Despejar dinheiro para bolhas especulativas não é
investimento. Na realidade, o sector financeiro não necessita abranger mais que
uns poucos por cento da economia Em vez disso domina a economia produtiva em
detrimento de todas as pessoas. A atitude do sector financeiro perante a crise
assemelha-se à daquele indivíduo que matou os pais e depois pede clemência por
ser órfão.(p.22-23)
Uma estimativa recente aponta para 4 milhões de milhões de
dólares como o montante transacionado diariamente nos mercados globais de
capital. Ou seja em duas semanas equivale ao PIB mundial num ano. Apenas 1% ou
2% daquele valor é alocado a investimento eficiente, (p.98-99) 98% da atividade
do mercado financeiro é parasitária. (p.101) Contudo, o que se propala é que os
mercados financeiros na sua forma atual são essenciais e desempenham um papel
real, positivo e importante na economia global.
Longe de levar os mercados ao equilíbrio, o movimento
especulativo continuamente os desestabiliza. Nos EUA, o sector financeiro
representava em 1995, 34% de todos os lucros empresariais, valor que passou
para 45% em 2011. (p.100 - 101)
3 – O mito capitalista
O mito capitalista tornou-se incompatível até com as teorias
que o suportam. De facto estas baseiam-se em que os mercados são sempre
competitivos e nenhuma empresa será suficientemente grande para distorcer o
mercado. (p.135) Na realidade, a distorção atingiu tal nível que passaram a ser
demasiado grandes para falirem, inventando-se os “riscos sistémicos” para
subordinar os interesses de toda a comunidade aos seus interesses egoístas,
frequentemente obscuros.
O mito capitalista é um absurdo, uma insensatez. No mito
capitalista os capitalistas acumulam uma grande quantidade de dinheiro
(capital) e reinvestem. No mundo atual, os capitalistas, especulam com ativos e
cobram juros. Assim, endividamentismo deveria ser o nome mais apropriado para o
regime atual, em vez de capitalismo. (p.17)

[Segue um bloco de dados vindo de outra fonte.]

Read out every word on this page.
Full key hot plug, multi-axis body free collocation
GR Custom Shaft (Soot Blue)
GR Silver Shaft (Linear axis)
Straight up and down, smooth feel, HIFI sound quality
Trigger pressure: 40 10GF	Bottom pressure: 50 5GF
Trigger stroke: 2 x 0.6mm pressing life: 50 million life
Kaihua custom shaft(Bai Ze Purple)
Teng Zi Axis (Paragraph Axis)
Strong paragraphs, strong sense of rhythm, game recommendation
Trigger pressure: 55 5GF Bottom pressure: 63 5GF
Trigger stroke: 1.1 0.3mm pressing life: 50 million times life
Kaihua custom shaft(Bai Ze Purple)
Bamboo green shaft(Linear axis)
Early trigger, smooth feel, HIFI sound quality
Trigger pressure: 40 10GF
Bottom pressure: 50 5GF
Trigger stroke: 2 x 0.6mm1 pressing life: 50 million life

Com base nestes mitos enormes montantes da riqueza são
transferidos para os mais ricos por mecanismos que não podem ser justificados
pela honesta ação do mercado. Mecanismos artificiais (além da especulação) como
subsídios e benefícios fiscais, reduções de impostos, concorrência fiscal entre
países, estão a drenar a riqueza dos pobres e da classe média para os ricos.
As privatizações foram outro mecanismo para artificialmente
criar monopólios e aumentar o poder e a riqueza da camada mais rica. Resultaram
geralmente em serviços piores e mais caros, devido aos cortes nos custos e
lucros para os acionistas. (p.70-71).
A perceção comum de que “os ricos ficam mais ricos, os
pobres mais pobres”, as crescentes desigualdades, mostram a patologia central
do capitalismo moderno.(p.118) A desigualdade tem um significativo efeito, não
apenas na qualidade social, mas também no comportamento da economia. As
sociedades desiguais são mais conflituosas e o rendimento não é gasto ou investido
tão criteriosamente como nas sociedades mais iguais. (p.84)
A família Walton, dona dos Walmart, é a mais rica dos EUA, à
custa dos seus fornecedores e dos seus trabalhadores. Detém tanta riqueza como
30% dos cidadãos mais pobres do país.(p.124) Nos EUA entre 1979 e 2009 a
produtividade aumentou 154%, os salários apenas 13%, no entanto mais 55% para
os 20% topo e menos 4% para os 20 da base.
O postulado neoliberal do "gotejamento" (“tricke
down”), (ainda recentemente exposto pela ministra das Finanças, ao afirmar que
em Portugal a classe média era penalizada porque havia poucos ricos) não tem
qualquer base real, pelo contrário. As crescentes desigualdades e o seu efeito
no crescimento económico são até reconhecidos pelo FMI, sem que daí advenham
quaisquer consequências para a alteração das políticas. (p.142)
4 – A democracia subvertida
Havendo democracia real, a sociedade poderá corresponder aos
desejos da maioria e a economia ser ajustada para suportar essa forma de
sociedade. A economia será uma parte subordinada da sociedade. (p.7-8)
A estratégia neoliberal é cortar impostos aos mais ricos (e
grande capital); o défice público daqui resultante, vai servir de desculpa para
cortar serviços sociais que beneficiariam os pobres e a classe média. (p.134)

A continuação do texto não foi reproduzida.